Methods: The New York State Cancer Registry and Statewide Planning and Research Cooperative System were queried for stage I to III colon cancer resections from 2004 to 2011. Propensity-adjusted survival analyses assessed the association of perioperative allogeneic blood transfusion, sepsis, and 5-year colon cancer disease-specific survival, cardiovascular disease-specific survival, and overall survival.

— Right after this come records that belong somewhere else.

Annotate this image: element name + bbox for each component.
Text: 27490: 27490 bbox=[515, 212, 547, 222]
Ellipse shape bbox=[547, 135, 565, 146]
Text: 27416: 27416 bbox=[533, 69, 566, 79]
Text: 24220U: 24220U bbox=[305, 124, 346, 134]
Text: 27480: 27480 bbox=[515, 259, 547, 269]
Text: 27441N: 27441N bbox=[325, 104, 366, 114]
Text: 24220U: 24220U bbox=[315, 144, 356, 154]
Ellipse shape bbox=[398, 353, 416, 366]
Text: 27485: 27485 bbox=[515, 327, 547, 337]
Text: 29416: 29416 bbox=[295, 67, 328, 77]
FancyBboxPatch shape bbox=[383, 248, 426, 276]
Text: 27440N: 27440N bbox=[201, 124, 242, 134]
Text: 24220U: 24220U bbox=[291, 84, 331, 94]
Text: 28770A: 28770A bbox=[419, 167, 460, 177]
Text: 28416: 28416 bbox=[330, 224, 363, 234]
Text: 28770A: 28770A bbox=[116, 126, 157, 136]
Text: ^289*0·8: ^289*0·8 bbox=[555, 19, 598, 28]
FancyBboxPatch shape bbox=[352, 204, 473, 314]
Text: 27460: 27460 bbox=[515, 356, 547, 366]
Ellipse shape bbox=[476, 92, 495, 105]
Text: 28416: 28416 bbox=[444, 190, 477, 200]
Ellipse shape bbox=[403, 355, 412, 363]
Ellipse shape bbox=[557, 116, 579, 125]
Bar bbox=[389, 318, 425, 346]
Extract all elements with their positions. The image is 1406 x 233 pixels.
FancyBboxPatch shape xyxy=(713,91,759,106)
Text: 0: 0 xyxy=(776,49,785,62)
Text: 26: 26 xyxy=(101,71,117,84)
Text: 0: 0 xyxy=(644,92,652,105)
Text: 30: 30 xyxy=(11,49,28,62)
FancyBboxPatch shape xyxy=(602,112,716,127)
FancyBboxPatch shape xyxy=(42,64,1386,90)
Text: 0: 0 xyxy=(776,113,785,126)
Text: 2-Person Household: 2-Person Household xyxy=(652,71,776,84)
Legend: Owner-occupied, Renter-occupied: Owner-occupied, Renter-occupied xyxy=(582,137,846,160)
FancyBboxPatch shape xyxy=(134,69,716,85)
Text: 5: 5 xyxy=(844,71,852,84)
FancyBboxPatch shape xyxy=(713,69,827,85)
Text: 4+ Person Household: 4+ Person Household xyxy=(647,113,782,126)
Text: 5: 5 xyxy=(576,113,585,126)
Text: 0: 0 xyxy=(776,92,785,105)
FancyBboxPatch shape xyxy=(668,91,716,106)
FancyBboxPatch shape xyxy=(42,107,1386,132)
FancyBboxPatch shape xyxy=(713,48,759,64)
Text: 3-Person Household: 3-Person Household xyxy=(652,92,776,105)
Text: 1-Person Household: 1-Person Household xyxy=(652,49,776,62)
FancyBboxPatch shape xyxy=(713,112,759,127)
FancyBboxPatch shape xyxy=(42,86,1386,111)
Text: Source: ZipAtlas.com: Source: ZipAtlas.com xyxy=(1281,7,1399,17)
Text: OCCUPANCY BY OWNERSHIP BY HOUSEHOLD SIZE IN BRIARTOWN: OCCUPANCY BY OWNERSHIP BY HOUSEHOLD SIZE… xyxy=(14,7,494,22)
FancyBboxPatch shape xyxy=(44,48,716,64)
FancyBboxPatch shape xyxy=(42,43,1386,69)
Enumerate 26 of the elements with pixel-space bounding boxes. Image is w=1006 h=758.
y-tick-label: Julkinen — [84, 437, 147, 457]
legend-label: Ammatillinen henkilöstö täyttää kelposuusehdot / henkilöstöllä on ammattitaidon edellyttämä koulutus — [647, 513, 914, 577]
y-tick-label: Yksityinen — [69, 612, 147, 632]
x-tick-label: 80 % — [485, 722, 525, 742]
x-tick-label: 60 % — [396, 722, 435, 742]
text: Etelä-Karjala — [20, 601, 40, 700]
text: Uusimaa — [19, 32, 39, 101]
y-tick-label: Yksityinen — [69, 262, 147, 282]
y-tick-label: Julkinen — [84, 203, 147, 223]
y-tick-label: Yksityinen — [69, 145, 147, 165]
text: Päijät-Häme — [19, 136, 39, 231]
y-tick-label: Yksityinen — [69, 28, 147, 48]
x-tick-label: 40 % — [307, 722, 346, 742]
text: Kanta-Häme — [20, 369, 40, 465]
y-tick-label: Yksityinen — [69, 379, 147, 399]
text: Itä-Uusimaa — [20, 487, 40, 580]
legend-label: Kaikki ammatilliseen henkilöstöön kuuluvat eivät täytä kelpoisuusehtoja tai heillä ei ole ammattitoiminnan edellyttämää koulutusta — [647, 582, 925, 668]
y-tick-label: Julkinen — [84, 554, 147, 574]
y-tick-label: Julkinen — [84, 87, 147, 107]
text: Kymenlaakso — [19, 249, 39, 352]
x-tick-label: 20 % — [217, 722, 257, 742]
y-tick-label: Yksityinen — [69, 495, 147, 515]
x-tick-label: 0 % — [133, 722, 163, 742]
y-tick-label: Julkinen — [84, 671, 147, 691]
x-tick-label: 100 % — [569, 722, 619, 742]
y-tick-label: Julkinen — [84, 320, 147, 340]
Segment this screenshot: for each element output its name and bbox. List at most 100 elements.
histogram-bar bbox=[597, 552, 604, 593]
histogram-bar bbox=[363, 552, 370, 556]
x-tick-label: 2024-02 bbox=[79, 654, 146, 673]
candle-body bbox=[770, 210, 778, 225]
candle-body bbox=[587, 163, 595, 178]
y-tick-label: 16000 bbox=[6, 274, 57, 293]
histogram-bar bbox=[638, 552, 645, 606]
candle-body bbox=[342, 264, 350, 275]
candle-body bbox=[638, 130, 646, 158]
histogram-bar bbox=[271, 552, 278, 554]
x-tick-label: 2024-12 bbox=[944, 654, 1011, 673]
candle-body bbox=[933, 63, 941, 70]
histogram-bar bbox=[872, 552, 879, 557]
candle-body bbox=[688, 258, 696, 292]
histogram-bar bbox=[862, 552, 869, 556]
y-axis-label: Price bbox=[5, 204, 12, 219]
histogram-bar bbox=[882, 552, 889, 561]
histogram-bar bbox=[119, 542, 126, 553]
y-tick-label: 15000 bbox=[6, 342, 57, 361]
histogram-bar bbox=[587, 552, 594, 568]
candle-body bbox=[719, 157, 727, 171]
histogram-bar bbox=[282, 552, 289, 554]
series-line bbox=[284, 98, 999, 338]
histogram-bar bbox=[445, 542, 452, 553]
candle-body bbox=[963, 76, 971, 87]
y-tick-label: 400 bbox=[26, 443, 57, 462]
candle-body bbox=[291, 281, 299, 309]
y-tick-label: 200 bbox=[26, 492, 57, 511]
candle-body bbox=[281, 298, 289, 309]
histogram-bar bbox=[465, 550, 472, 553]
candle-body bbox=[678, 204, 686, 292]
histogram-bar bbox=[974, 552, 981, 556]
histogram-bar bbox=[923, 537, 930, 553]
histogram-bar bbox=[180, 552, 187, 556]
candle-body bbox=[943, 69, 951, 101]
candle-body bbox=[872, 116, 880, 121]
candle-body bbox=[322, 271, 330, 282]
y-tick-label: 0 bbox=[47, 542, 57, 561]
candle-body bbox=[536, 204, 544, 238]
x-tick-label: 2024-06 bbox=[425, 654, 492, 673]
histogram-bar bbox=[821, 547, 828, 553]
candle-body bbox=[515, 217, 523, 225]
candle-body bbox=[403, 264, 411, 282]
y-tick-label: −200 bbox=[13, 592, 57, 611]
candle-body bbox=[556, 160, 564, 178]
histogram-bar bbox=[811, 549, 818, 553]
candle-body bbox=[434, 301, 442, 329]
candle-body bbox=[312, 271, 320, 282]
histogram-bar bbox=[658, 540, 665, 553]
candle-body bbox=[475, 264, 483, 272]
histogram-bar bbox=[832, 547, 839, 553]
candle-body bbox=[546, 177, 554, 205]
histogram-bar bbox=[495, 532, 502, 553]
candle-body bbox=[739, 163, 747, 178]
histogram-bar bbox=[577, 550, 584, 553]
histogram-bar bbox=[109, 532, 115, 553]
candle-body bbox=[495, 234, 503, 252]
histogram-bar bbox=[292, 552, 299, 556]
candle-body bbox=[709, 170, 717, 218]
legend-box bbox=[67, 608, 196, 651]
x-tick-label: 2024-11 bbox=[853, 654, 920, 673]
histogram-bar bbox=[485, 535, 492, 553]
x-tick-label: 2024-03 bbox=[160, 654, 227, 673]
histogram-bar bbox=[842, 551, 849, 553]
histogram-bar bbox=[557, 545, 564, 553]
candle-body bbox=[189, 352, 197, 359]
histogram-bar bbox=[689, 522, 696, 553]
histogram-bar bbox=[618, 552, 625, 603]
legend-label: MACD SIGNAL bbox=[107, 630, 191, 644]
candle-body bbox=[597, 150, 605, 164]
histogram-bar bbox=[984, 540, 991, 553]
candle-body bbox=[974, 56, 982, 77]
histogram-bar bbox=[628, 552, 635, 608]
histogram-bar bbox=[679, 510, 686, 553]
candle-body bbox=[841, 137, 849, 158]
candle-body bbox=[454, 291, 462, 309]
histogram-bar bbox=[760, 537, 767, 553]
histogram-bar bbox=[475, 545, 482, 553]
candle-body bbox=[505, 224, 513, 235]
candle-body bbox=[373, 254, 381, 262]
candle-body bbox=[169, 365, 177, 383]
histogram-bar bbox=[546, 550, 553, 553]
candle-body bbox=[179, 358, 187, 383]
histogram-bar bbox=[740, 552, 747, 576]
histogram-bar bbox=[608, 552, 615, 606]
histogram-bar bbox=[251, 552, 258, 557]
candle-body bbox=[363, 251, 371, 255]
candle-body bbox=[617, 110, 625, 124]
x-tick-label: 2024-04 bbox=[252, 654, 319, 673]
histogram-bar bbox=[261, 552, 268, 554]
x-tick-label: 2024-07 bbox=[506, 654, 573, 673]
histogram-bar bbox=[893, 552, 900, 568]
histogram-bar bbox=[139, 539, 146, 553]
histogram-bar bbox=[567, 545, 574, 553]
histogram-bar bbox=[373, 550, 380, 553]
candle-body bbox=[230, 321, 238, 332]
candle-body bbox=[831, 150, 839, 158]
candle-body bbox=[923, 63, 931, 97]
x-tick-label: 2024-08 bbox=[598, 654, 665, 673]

Results: Among 24,230 patients, 29% received a transfusion and 4% developed sepsis. After risk adjustment, transfusion and sepsis were associated with worse colon cancer disease-specific survival [(+)transfusion: hazard ratio (HR) 1.19, 95% confidence interval (CI) 1.09-1.30; (+)sepsis: HR 1.84, 95% CI 1.44-2.35; (+)transfusion/(+)sepsis: HR 2.27, 95% CI 1.87-2.76], cardiovascular disease-specific survival [(+)transfusion: HR 1.18, 95% CI 1.04-1.33; (+)sepsis: HR 1.63, 95% CI 1.14-2.31; (+)transfusion/(+)sepsis: HR 2.04, 95% CI 1.58-2.63], and overall survival [(+)transfusion: HR 1.21, 95% CI 1.14-1.29; (+)sepsis: HR 1.76, 95% CI 1.48-2.09; (+)transfusion/(+)sepsis: HR 2.36, 95% CI 2.07-2.68] relative to (-)transfusion/(-)sepsis. Additional analyses suggested an additive effect with those who both received a blood transfusion and developed sepsis having even worse survival.

Conclusions: Perioperative blood transfusions are associated with shorter survival, independent of sepsis, after colon cancer resection. However, receiving a transfusion and developing sepsis has an additive effect and is associated with even worse survival. Restrictive perioperative transfusion practices are a possible strategy to reduce sepsis rates and improve survival after colon cancer surgery.